As most of you know, I don’t tend to be the buy-and-hold sort. Would that I were, surely I’d have many more millions than I do now. But – ah well – cursed by a depressive personality, I suppose. But as I’ve said before, there have been two rather involuntary buy-and-holds, and both have done amazingly well. One is a business investment, which will probably pan out wonderfully, and the other is my house. It is this second one that is getting an unusually large amount of attention, given the insane environment in which I live.
Just yesterday we got this in the mail (and we’ve received many like it recently):
Cute as Lori’s picture is, I’m not really compelled to find out how many millions in cash we could get for our home. It would have to be way over five. And, to quote Daniel Plainview – “what would I do with myself?” My dogs are buried here, after all. I’m not leaving.
A chart of Palo Alto home prices shows that the sub-prime meltdown didn’t really cause a big dip here. The main reason, of course, is that Palo Alto isn’t exactly ground zero for subprime. Stockton is (which, unfortunately, is precisely the dump of a municipality from which I’m typing this blog post for you).
Of course, there are ritzier towns than Palo Alto. You can glance at this table, which I have thoughtfully scanned for you from a weekly paper, and see some of the leaps that have taken place recently. In case you’re wondering what the deal is with East Palo Alto: it was the murder capital of the U.S. in 1991. It’s sort of the ghetto of the area, which makes it affordable. But check out the 50%+ increase in home prices. You’ve got to sell a lot of crack to cover those higher mortgage payments.
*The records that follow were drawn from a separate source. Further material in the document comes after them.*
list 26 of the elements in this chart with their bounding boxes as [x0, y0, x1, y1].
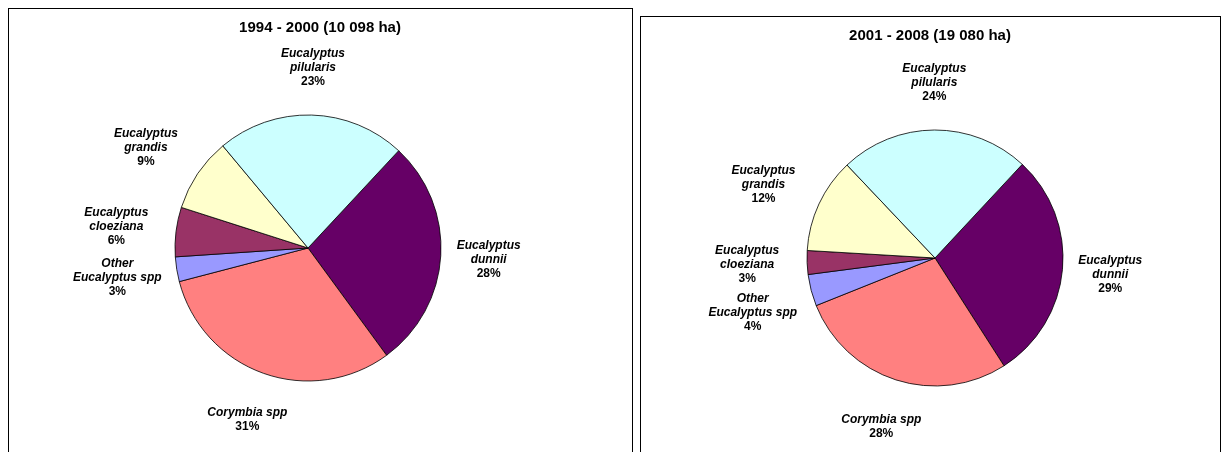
chart-title: 1994 - 2000 (10 098 ha) [239, 18, 401, 35]
slice-label: Corymbia spp [841, 411, 922, 426]
data-label: 29% [1098, 280, 1123, 295]
slice-label: Eucalyptus grandis [731, 162, 796, 191]
slice-label: Other Eucalyptus spp [73, 256, 162, 285]
data-label: 4% [744, 319, 762, 334]
slice-label: Eucalyptus pilularis [280, 46, 346, 75]
slice-label: Eucalyptus cloeziana [84, 205, 149, 234]
data-label: 23% [300, 74, 326, 89]
slice-label: Eucalyptus dunnii [456, 237, 522, 266]
data-label: 3% [738, 271, 757, 286]
chart-title: 2001 - 2008 (19 080 ha) [849, 26, 1011, 43]
data-label: 12% [751, 190, 776, 205]
data-label: 28% [476, 265, 502, 280]
slice-label: Eucalyptus dunnii [1078, 252, 1143, 281]
slice-label: Eucalyptus cloeziana [715, 243, 780, 272]
data-label: 24% [922, 89, 947, 103]
data-label: 3% [108, 284, 127, 299]
data-label: 6% [107, 233, 126, 248]
slice-label: Other Eucalyptus spp [708, 291, 798, 320]
data-label: 9% [137, 153, 155, 168]
data-label: 31% [235, 418, 260, 433]
data-label: 28% [869, 425, 894, 440]
slice-label: Corymbia spp [207, 404, 288, 419]
slice-label: Eucalyptus pilularis [902, 61, 967, 89]
slice-label: Eucalyptus grandis [113, 125, 179, 154]
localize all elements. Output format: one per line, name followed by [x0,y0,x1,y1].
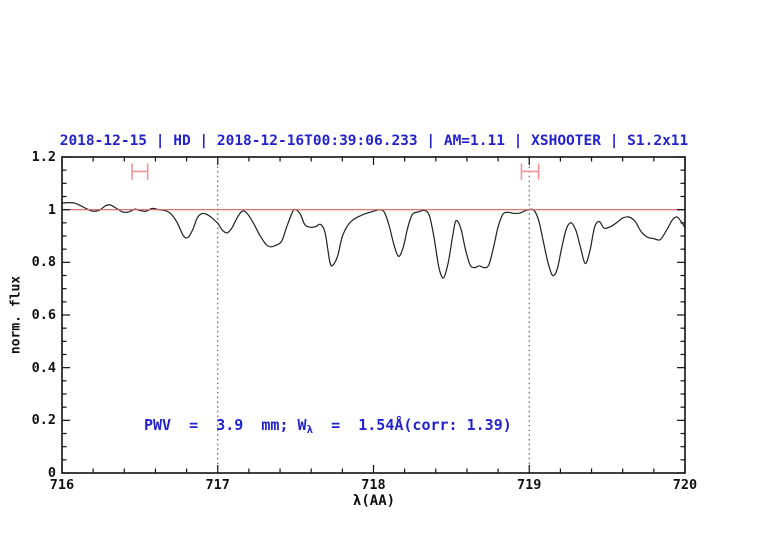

And of course, cash-only buyers from China are all the rage right now. I’m sure these buyers will be as delighted with their profits as the Japanese were in 1989 when they were running around buying up Pebble Beach and the Empire State Building. If you happen to be a Palo Alto real estate agent who is also Chinese, so much the better; below is a portion of a full-page ad that long-time real estate agent Juliana Lee has been running. (I will note that Ms. Lee continues to use an old photo, when she was still kind of cute, in a lot of ads and signage; I can only imagine the surprise of new clients when they meet the now far-more-doughy agent for the first time; I’ve juxtaposed the pictures herein – again – thoughtfully).
When I bought my house in 1991 for $542,500, relatives near and far told me what a huge mistake I was making. Over and over I would hear things like “In Bumblefuck, Texas, I could buy a house five times than big on 300 acres for that much money!” Well, I doubt the property in Bumblefuck has appreciated 10-fold since that time. But there’s a difference between buying, say, Google at $100 (in retrospect, a great decision for those who did) and buying right now at $1000. I think Google – – and my house – – are, as they say, “fully valued.”
If you still want to get in on this hot market, though, be my guest. Here’s the palace you can pick up for $3.65 million (although that’s just the asking price, which doesn’t tend to be the selling price, as there are always multiple bids).
And if you have the happy fortune of being a founder of, say, Twitter, or some such thing, you can dream bigger. Say, for instance…….
Anyway, I’m staying put. And speaking of puts……..I still wish I could buy one on my property.